You know how, when you go into a seafood restaurant, they have the
lobsters up front, in a tank, all trying to scuttle back out of the way and
hide under each other so they won't get eaten? Well, it's inevitable that
some lobsters get damaged in the process-broken claws, eye stalks falling off,
that kind of thing. And then you have the problem that (a) you have damaged
lobsters, which you can't serve to your customers and (b) you have these loose
random eye stalks lying around the bottom of your tank, which hardly act as a
Cheerful Greeting to your incoming customers. This is why there is such a
tremendous demand today for people who know how, using modern adhesives, to
reassemble a damaged lobster, or use the leftover parts to construct a whole
new one, often incorporating a new and improved design ("Hey," more than one
delighted restaurant patron has cried recently. "My lobster has a claw made
entirely out of eye stalks!").

And this is just one new emerging-growth career field. Others include:
Drug Overlord; Computer Geek; Televised Christian; Person Who Sells Staples to
the Defense Department for What It Cost to Liberate France; Vigilante; and
Pip, whose job is to stand behind Gladys Knight and go "whooo whooo" at
certain points during the song, "Midnight Train to Georgia."

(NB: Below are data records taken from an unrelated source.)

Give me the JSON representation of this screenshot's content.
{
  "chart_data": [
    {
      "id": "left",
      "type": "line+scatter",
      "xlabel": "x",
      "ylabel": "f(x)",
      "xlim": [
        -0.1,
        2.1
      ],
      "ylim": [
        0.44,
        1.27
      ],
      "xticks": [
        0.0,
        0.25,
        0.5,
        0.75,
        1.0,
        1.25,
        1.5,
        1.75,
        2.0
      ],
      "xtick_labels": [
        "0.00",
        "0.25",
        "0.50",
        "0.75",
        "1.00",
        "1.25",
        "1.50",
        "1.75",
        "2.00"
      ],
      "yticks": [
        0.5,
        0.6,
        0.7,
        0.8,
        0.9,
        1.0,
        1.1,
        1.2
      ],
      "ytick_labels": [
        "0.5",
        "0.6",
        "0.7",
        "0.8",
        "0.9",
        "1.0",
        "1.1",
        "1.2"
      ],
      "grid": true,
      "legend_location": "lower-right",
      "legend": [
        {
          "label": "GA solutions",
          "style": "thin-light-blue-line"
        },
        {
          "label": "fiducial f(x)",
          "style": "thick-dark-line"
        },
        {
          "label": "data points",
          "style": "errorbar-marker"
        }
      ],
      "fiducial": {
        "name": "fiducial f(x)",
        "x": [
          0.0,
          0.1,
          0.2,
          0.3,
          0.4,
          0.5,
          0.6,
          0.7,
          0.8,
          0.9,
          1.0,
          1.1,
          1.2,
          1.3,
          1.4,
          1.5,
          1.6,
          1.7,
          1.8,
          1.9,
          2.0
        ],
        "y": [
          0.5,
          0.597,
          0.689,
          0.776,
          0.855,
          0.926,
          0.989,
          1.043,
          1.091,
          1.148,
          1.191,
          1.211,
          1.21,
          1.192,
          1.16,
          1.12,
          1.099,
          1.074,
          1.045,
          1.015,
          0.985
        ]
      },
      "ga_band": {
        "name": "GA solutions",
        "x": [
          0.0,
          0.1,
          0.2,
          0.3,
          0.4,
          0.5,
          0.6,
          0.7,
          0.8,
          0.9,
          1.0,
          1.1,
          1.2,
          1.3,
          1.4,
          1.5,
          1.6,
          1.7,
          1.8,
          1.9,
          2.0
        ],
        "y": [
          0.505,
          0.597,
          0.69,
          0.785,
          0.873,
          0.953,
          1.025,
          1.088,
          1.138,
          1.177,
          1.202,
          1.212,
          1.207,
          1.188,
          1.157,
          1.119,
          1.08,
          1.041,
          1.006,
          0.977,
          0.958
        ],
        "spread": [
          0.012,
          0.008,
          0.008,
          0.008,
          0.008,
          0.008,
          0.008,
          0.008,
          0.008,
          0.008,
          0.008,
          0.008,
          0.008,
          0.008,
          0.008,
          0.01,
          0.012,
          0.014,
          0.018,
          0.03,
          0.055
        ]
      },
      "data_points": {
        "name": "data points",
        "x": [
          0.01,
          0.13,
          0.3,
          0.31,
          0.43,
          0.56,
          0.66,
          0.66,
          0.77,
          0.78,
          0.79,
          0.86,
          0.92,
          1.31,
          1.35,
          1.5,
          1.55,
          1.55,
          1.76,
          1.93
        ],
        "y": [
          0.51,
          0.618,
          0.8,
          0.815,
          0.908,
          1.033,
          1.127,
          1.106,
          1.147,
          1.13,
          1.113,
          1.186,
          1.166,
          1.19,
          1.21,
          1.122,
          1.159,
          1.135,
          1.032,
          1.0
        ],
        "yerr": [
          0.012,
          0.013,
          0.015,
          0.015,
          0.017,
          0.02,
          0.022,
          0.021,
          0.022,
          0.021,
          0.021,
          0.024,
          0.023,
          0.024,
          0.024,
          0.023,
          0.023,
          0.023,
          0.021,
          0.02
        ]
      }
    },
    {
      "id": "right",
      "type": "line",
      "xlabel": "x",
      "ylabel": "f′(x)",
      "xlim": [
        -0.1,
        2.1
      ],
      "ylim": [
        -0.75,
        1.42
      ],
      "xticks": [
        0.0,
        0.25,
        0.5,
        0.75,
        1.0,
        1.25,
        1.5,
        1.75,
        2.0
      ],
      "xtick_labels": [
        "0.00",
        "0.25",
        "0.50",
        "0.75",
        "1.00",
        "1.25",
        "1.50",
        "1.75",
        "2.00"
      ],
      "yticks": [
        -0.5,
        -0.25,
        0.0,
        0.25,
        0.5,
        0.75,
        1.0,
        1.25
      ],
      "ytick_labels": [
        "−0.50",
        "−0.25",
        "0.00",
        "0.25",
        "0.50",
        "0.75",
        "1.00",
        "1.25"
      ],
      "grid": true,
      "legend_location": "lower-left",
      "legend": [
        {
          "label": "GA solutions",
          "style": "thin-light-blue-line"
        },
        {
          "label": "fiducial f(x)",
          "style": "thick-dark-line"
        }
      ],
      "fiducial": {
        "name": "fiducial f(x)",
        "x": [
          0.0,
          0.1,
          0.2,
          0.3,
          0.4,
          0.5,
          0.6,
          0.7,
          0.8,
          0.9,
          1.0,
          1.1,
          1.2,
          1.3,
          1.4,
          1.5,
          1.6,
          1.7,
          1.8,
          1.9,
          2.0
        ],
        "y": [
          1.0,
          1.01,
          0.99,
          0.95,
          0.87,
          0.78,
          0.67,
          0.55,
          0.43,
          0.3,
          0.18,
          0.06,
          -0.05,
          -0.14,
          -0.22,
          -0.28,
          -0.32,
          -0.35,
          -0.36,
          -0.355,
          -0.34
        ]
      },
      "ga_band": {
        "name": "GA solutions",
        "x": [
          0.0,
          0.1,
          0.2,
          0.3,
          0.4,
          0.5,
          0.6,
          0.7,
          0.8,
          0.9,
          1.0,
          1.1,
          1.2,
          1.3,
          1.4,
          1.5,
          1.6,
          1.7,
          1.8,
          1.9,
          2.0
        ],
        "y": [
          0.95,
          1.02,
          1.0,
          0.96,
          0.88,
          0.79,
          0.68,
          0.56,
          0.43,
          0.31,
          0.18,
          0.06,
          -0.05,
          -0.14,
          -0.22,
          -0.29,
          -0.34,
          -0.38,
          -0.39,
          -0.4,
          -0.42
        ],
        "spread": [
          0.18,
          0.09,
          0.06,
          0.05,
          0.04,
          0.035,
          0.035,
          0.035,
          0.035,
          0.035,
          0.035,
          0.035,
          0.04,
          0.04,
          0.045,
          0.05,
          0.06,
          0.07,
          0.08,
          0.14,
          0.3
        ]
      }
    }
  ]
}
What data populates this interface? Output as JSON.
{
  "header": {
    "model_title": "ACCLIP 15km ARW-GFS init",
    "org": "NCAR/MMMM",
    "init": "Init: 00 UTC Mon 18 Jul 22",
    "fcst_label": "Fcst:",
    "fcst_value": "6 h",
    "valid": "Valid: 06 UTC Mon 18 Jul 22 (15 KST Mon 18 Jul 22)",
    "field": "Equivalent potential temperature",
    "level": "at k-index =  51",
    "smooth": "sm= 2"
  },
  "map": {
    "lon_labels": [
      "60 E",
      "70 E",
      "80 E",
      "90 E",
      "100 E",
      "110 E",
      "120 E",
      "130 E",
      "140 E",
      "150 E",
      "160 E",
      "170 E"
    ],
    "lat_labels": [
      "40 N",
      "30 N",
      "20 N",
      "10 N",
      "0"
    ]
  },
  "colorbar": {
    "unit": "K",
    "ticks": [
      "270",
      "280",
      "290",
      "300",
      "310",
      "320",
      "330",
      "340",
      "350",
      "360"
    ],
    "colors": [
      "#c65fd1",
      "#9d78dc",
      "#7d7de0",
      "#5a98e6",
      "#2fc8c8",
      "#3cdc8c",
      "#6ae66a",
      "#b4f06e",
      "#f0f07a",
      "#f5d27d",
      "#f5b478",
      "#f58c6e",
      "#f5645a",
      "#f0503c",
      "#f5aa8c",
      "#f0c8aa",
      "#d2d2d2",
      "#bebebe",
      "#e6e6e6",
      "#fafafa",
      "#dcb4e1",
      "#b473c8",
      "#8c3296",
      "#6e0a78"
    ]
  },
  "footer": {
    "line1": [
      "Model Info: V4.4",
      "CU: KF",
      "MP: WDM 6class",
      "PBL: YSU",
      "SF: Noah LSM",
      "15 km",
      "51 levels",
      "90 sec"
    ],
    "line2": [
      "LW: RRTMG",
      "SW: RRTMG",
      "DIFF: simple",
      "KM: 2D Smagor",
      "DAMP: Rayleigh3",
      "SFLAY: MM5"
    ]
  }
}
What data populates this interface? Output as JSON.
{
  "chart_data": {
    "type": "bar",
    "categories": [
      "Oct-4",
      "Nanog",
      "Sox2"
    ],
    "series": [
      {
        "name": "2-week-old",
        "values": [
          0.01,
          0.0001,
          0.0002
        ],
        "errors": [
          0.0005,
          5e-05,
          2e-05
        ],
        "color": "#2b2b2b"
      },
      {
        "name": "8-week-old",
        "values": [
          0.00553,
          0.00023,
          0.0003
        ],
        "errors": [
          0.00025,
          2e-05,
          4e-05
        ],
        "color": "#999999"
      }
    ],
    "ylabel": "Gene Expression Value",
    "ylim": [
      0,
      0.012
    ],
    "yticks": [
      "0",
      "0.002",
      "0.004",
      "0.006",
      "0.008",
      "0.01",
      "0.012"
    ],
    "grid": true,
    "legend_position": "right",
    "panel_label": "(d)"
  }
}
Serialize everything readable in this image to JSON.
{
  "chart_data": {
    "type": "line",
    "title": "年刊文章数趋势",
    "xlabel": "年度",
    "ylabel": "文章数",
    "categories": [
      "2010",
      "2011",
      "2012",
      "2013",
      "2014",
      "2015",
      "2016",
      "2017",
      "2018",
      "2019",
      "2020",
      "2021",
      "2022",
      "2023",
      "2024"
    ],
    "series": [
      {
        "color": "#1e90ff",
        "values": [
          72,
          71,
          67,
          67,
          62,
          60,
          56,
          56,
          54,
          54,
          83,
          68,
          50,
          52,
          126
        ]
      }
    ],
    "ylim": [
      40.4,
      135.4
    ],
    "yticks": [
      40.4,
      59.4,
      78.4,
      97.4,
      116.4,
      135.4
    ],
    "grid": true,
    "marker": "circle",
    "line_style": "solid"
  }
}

WELDER WANTED--TO weld certain pieces of metal together.


ADMINISTRATIVE ASSISTANT--Young-thinking, fast-moving,
forward-looking emerging-growth company with dynamic,
attractive plant-filled lobby featuring modernistic,
incomprehensible sculpture and old, heavily thumbed issues
of Pork Buyer Weekly seeks eager,ambitious,personable,
aggressive, can-do, confident, hard-driving, highly
motivated self-starter to clean scum-encrusted office
coffee-related implements.

WHERE SHOULD YOU BEGIN YOUR JOB SEARCH?

The answer to that question is right in your local newspaper. That's
right! Every day, hundreds of employers pay good money to advertise jobs in
the classified ad section, apparently unaware that practically nobody reads
it! So I want you to turn to the help wanted section right now and locate all
the ads that look promising.

The way to do this is to count the adjectives. For example, take the ads
shown above.

The first ad contains only one adjective, and thus represents a poor
career opportunity. The second ad, on the other hand, clearly offers a very
exciting opportunity, based on the adjective count.